Fields of Play
The Difference Between Artistic Competition and Athletic Competition
This winter, I caved in and followed local singing competition Star Académie. To my defense, my parents who are living abroad were watching it too and it was a fun weekly touchpoint for us. At one point, the participants met with Patrick Bruel, a famous French singer-songwriter. He was telling them about the music industry, and how they should prepare as they entered this scary world. In that moment, he said something that has stuck with me. Here's a loosely translated version:
"There is a place for everyone. That's the difference between artistic competition and athletic competition."
—Patrick Bruel
I really resonate with that. Personally, I've never understood the whole thing around sports. It feels so arbitrary. Teams, winners, losers, rules, penalties. Why?

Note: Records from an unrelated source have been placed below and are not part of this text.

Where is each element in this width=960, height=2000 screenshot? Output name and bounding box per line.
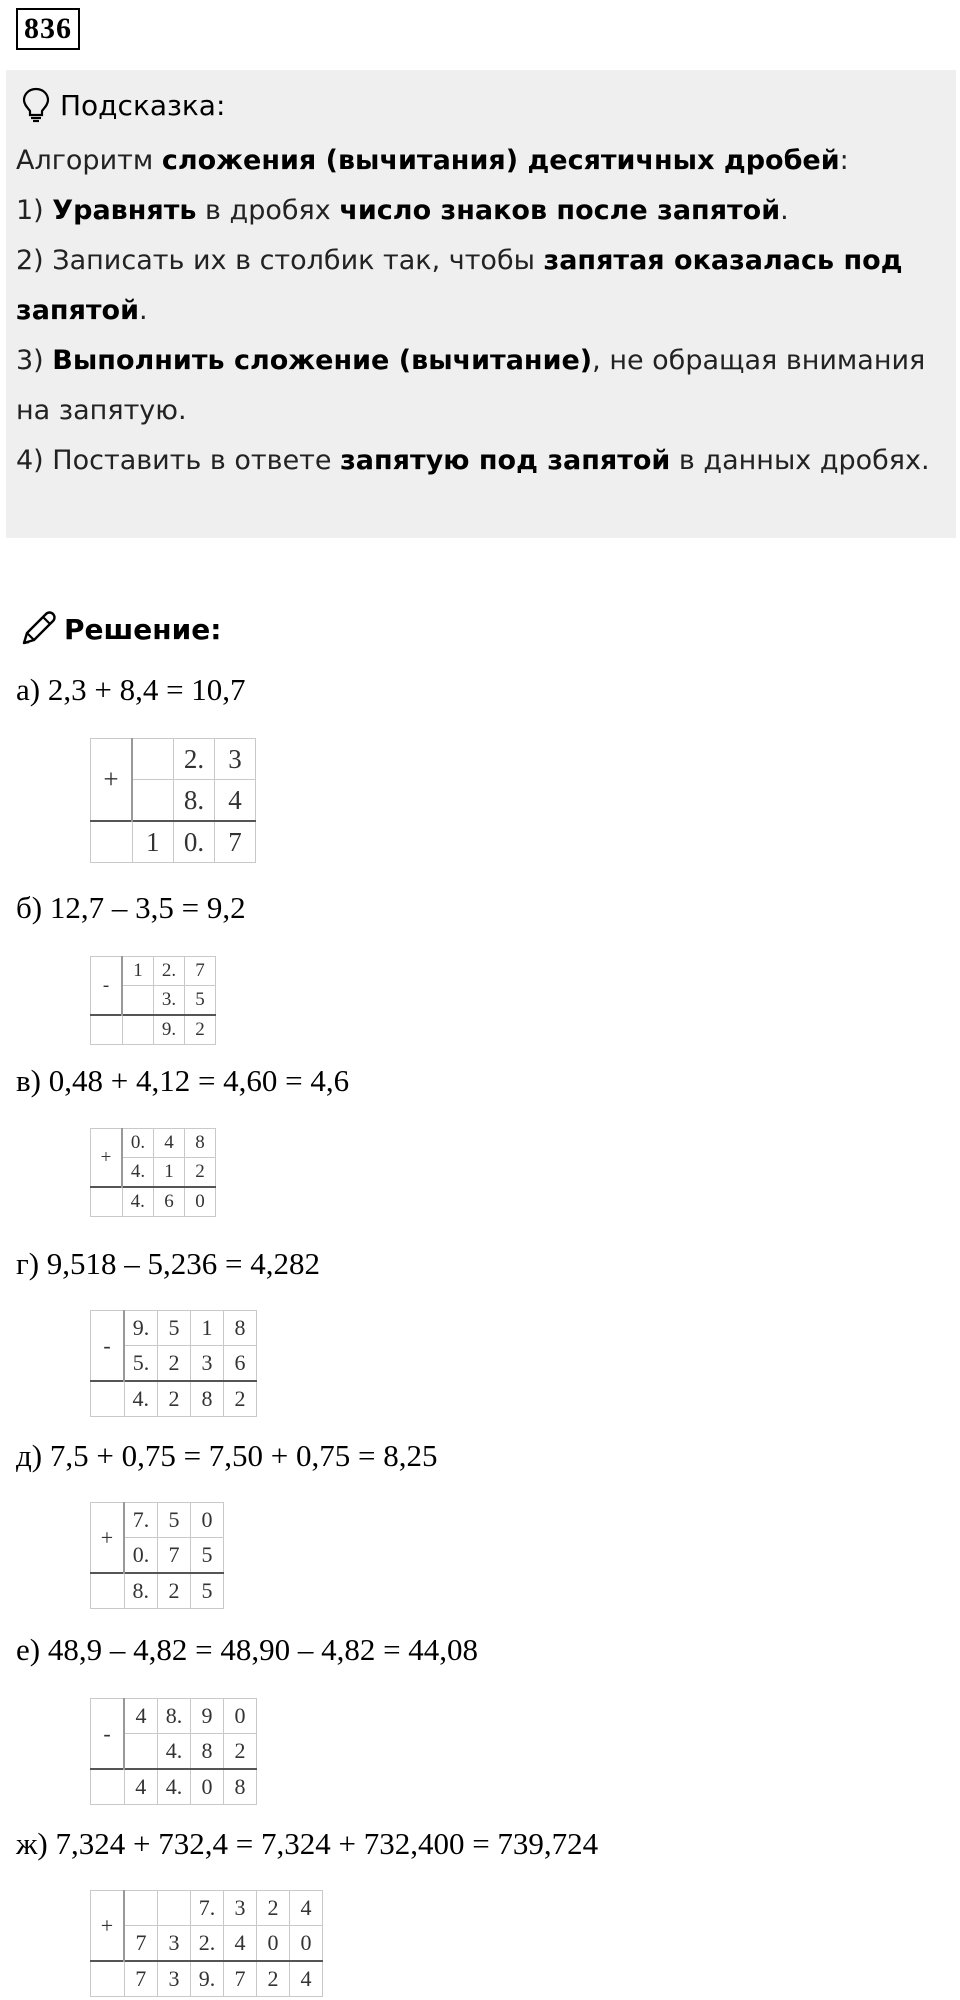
operator-sign: - [91,1699,125,1770]
column-table-g [90,1310,257,1417]
empty-cell [91,1961,125,1997]
digit-cell: 4 [290,1891,323,1926]
digit-cell: 7 [158,1538,191,1574]
digit-cell: 2. [174,739,215,780]
hint-step-3: 3) Выполнить сложение (вычитание), не обращая внимания [16,345,926,376]
digit-cell: 8 [224,1769,257,1805]
digit-cell: 6 [154,1187,185,1217]
digit-cell: 4. [158,1769,191,1805]
solution-header [18,604,221,654]
column-table-d [90,1502,224,1609]
digit-cell: 7 [215,821,256,863]
digit-cell: 1 [154,1158,185,1188]
hint-header [22,80,225,130]
operator-sign: + [91,1129,123,1188]
digit-cell: 8 [224,1311,257,1346]
digit-cell: 0 [191,1503,224,1538]
digit-cell [122,986,154,1016]
digit-cell: 9. [154,1015,185,1045]
empty-cell [91,1769,125,1805]
hint-title: Подсказка: [60,88,226,122]
result-row [91,1381,257,1417]
equation-v: в) 0,48 + 4,12 = 4,60 = 4,6 [16,1063,350,1098]
digit-cell: 5 [191,1573,224,1609]
digit-cell: 4. [122,1158,154,1188]
column-table-a [90,738,256,863]
digit-cell: 8 [191,1734,224,1770]
equation-e: е) 48,9 – 4,82 = 48,90 – 4,82 = 44,08 [16,1632,479,1667]
hint-step-1: 1) Уравнять в дробях число знаков после запятой. [16,195,789,226]
hint-step-2-cont: запятой. [16,295,148,326]
digit-cell: 0 [185,1187,216,1217]
digit-cell: 4 [290,1961,323,1997]
operator-sign: + [91,1891,125,1962]
empty-cell [91,1015,123,1045]
result-row [91,1187,216,1217]
digit-cell: 3. [154,986,185,1016]
digit-cell: 2 [185,1158,216,1188]
digit-cell [122,1015,154,1045]
empty-cell [91,1573,125,1609]
column-table-zh [90,1890,323,1997]
column-table-b [90,956,216,1045]
digit-cell: 5 [191,1538,224,1574]
digit-cell: 3 [158,1961,191,1997]
digit-cell: 3 [158,1926,191,1962]
digit-cell [124,1891,158,1926]
digit-cell: 1 [122,957,154,986]
digit-cell: 8 [191,1381,224,1417]
equation-zh: ж) 7,324 + 732,4 = 7,324 + 732,400 = 739,724 [16,1826,599,1861]
digit-cell: 7 [224,1961,257,1997]
column-table-v [90,1128,216,1217]
hint-box [6,70,956,538]
digit-cell: 8 [185,1129,216,1158]
digit-cell: 0 [257,1926,290,1962]
digit-cell: 2 [158,1381,191,1417]
digit-cell: 4 [215,780,256,822]
digit-cell: 4 [124,1769,158,1805]
digit-cell: 3 [224,1891,257,1926]
operand-row [91,1926,323,1962]
column-table-e [90,1698,257,1805]
operand-row [91,1129,216,1158]
digit-cell [132,739,174,780]
digit-cell: 2 [224,1381,257,1417]
digit-cell: 7 [124,1961,158,1997]
operator-sign: + [91,739,133,822]
digit-cell: 5 [158,1503,191,1538]
digit-cell [124,1734,158,1770]
digit-cell: 8. [124,1573,158,1609]
digit-cell: 4 [224,1926,257,1962]
hint-step-3-cont: на запятую. [16,395,187,426]
empty-cell [91,821,133,863]
lightbulb-icon [22,87,50,123]
digit-cell: 4. [158,1734,191,1770]
digit-cell: 9. [124,1311,158,1346]
digit-cell: 7. [124,1503,158,1538]
digit-cell: 3 [215,739,256,780]
digit-cell: 0 [224,1699,257,1734]
digit-cell: 0 [191,1769,224,1805]
operator-sign: - [91,957,123,1016]
digit-cell: 2. [154,957,185,986]
digit-cell: 2. [191,1926,224,1962]
digit-cell: 0. [124,1538,158,1574]
operator-sign: + [91,1503,125,1574]
digit-cell: 1 [191,1311,224,1346]
digit-cell: 2 [224,1734,257,1770]
digit-cell: 8. [174,780,215,822]
digit-cell: 5 [185,986,216,1016]
digit-cell: 2 [158,1346,191,1382]
digit-cell: 2 [185,1015,216,1045]
result-row [91,1015,216,1045]
digit-cell: 7 [185,957,216,986]
digit-cell [158,1891,191,1926]
solution-title: Решение: [64,612,222,646]
digit-cell: 5 [158,1311,191,1346]
digit-cell: 6 [224,1346,257,1382]
digit-cell: 0. [122,1129,154,1158]
operand-row [91,1699,257,1734]
operand-row [91,739,256,780]
hint-intro: Алгоритм сложения (вычитания) десятичных дробей: [16,145,849,176]
digit-cell: 4. [124,1381,158,1417]
digit-cell: 8. [158,1699,191,1734]
digit-cell: 7 [124,1926,158,1962]
result-row [91,1573,224,1609]
digit-cell: 2 [257,1891,290,1926]
result-row [91,1769,257,1805]
digit-cell: 4 [154,1129,185,1158]
hint-step-2: 2) Записать их в столбик так, чтобы запятая оказалась под [16,245,903,276]
digit-cell: 7. [191,1891,224,1926]
hint-text [16,136,946,486]
digit-cell: 4. [122,1187,154,1217]
equation-b: б) 12,7 – 3,5 = 9,2 [16,890,246,925]
digit-cell: 5. [124,1346,158,1382]
digit-cell: 0 [290,1926,323,1962]
result-row [91,1961,323,1997]
equation-a: а) 2,3 + 8,4 = 10,7 [16,672,246,707]
operator-sign: - [91,1311,125,1382]
equation-g: г) 9,518 – 5,236 = 4,282 [16,1246,321,1281]
empty-cell [91,1381,125,1417]
digit-cell: 0. [174,821,215,863]
hint-step-4: 4) Поставить в ответе запятую под запятой в данных дробях. [16,445,930,476]
digit-cell: 9. [191,1961,224,1997]
digit-cell: 2 [158,1573,191,1609]
equation-d: д) 7,5 + 0,75 = 7,50 + 0,75 = 8,25 [16,1438,438,1473]
operand-row [91,1891,323,1926]
pencil-icon [18,609,58,649]
digit-cell: 2 [257,1961,290,1997]
digit-cell: 9 [191,1699,224,1734]
digit-cell: 4 [124,1699,158,1734]
operand-row [91,1311,257,1346]
operand-row [91,1503,224,1538]
digit-cell: 3 [191,1346,224,1382]
empty-cell [91,1187,123,1217]
digit-cell [132,780,174,822]
problem-number: 836 [16,8,80,50]
result-row [91,821,256,863]
operand-row [91,957,216,986]
digit-cell: 1 [132,821,174,863]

This relates to a piece of mine that was published in local design magazine Pica in 2015 where I designed a spread comparing the fields of various sports. Here's the writeup that accompanied the piece:
The pleasure of play largely comes from the possibility of victory. The competitive aspect is primordial in that it sparks enthusiasm, motivation, even participation itself. To allow for the determining of a winner or winners, and a loser or losers, there must be precise parameters within which the game is defined.
Even the most innocent games, imagined by kids during recess are given criteria for victory, a raison d'être. The rules and limitations define the very practice of the game or sport; whether they be penalties the referee can impose, the allowed number of players per team or even the painted lines that bound the field.
Fields of Play addresses this paradox; the contradiction between the pleasure brought by playing the game or sport, and the rigidity of the rules, this indispensable necessity that punctuates it. Which goes to show how reason infiltrates all human activity, as playful as it may be.
So that's my take around sports. Whereas for the artistic competition that Bruel was referring to, the field of play is infinite. It's about everyone playing together, playing their own game, in parallel, sharing the space. It's about artists expressing themselves and sharing their voice, their honesty. All artists get to carve out their own space as they find their fans.